Jane Austen y Emily Brontë toman el té en terreno neutral

-Cortejo y matrimonio. Pasión: cero. ¿Sabes lo que dijo Charlotte?
-¿Lo del jardín vallado y cultivado y nada de aire fresco…? Tonterías. Austen es la diosa del amor desde hace doscientos años. Lo sabe todo el mundo.

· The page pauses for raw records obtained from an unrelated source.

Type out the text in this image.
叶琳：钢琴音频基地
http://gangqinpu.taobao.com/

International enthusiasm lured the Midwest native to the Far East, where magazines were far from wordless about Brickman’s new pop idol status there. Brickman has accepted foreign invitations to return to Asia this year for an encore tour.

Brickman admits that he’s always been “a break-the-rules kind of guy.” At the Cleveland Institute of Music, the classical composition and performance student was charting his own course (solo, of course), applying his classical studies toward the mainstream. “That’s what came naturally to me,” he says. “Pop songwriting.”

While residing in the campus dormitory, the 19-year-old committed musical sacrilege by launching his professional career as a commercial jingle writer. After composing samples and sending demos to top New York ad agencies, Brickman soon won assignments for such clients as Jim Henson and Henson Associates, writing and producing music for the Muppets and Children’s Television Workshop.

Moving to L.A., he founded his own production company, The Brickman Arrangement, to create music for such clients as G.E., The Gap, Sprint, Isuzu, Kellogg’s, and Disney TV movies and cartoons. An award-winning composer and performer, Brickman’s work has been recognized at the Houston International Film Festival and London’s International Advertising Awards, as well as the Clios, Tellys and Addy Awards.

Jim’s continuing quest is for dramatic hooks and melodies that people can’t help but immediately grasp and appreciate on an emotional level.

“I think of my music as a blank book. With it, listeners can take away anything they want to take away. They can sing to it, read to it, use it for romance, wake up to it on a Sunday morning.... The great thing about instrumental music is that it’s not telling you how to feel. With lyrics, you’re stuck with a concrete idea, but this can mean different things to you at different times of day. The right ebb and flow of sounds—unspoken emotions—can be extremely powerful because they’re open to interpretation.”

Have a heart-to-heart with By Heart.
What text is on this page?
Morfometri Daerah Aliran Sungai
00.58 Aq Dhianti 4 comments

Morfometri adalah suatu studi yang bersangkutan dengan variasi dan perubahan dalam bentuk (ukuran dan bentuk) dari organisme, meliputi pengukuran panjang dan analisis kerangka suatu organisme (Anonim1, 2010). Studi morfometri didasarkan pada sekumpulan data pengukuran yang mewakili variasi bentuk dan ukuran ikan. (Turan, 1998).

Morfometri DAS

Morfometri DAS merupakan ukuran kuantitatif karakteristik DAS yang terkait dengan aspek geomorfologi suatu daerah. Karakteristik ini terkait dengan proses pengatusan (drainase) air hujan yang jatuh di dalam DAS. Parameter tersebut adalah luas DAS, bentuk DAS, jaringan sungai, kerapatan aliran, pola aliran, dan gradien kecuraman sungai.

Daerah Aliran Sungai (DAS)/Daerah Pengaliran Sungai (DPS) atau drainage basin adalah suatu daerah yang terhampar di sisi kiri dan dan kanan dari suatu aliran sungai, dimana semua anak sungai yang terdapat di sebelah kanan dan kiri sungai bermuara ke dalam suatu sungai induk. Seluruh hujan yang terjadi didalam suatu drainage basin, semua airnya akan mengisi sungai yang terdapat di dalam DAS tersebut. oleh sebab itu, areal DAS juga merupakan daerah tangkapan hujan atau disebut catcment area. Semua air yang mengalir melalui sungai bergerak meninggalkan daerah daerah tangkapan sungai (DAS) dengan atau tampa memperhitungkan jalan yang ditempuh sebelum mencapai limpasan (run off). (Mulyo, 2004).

Han encendido una hoguera para protegerse del frío. El fuego dibuja sombras en las paredes de la fábrica abandonada. Es un espacio inmenso. El eco multiplica el sonido que provoca la madera al astillarse y lo convierte en una sucesión de breves perdigonazos y explosiones violentas.
Están solas en el edificio.
Jane no teme la llegada de otros vagabundos; no le asustan ni la oscuridad ni el frío. Jane solo teme a las ratas. Emily tiene al alcance de la mano un tubo de acero y en el bolsillo guarda la navaja suiza que encontró en el armario de su padre.

-Y todas esas niñas babeando detrás de los relamidos de sus novios. ¡Por Dios! Me ponen enferma, ¿es que no tienen vida propia? ¿Sabes con que edad casan a Lydia Bennet? ¡Dieciséis años! Roza la pederastia.
-Las chicas se casaban muy jóvenes entonces, no solo en las novelas de Austen.
-Y toda esa fijación con el dinero y la dote… Llevan una calculadora dentro de las bragas.
-¿Sabes lo que ocurre? Que saben diferenciar el amor y la obsesión. No son enfermas mentales. Si el amor fuese como lo pinta Brontë, eso que hay entre Catherine y Heathcliff, el género humano ya se habría extinguido.

Apenas tienen nada. Llevan algo de ropa en las mochilas, las cazadoras que no se han quitado y un poco de comida que se terminará con el desayuno de la mañana siguiente. Tienen seiscientos euros. Tienen también las bolsas con los libros. Orgullo y prejuicio y Mansfield Park en la de Jane; el resto de las novelas se ha quedado en la estantería, no pueden cargar con demasiado peso. Emily lo ha tenido más fácil: Cumbres borrascosas en edición de Alianza, nada de tapa dura.

-Será mejor que lo dejemos, Emily. No podemos malgastar energías.

Tienen la euforia de la libertad y, por encima de todo lo demás, la borrachera interminable de su amor.
Emily canturrea en voz muy baja, apenas un susurro, para ahuyentar el silencio cargado de sonidos extraños. Por las esquinas algo corre, algo se desliza pared abajo; el metal herrumbroso chirría en las alturas.

-Empieza a hacer frío -dice Jane.

Emily la rodea con los brazos y las piernas. Aspira con fuerza el olor a cuero de la chaqueta de Jane y recuerda el día que la conoció. Una chica estrafalaria, pensó. Una rara.
Luego, otra tarde, no mucho después de aquel primer día, hablaron de Austen y de Brönte, y cayó un meteorito en sus vidas. La gran extinción; la desaparición de todo aquello que no fuese ellas dos.
Emily besa a Jane en el pelo. Un beso fugaz, de niña pequeña.

-¿Sabes, Emily? Austen nunca habría hecho esto.
-Austen era una pija.

Hace meses que son Jane y Emily; sus viejos nombres ya no les sirven. Nombres abandonados, como la fábrica, para una vida que ya no existe. Nombres vacíos que ya no dicen nada, que no designan a nadie.

-Entonces, ¿a Londres?
-Sí. Y después, a cara o cruz. A Hampshire o a Haworth, con Austen o con Brontë: ya veremos.
Jane arroja un par de maderas a la hoguera. Envidia la seguridad de Emily. Si pudiese, se fundiría con ella. Cosería su piel a la de ella. La devoraría para poseerla, entera, en su interior.
-Y luego trabajaremos de camareras, señorita Jane. Y merendaremos té con pastas todas las tardes.

Y entonces deja de abrazar a Jane, solo un segundo, el tiempo imprescindible para buscar con los dedos ateridos el termo y las dos tazas de plástico en la mochila.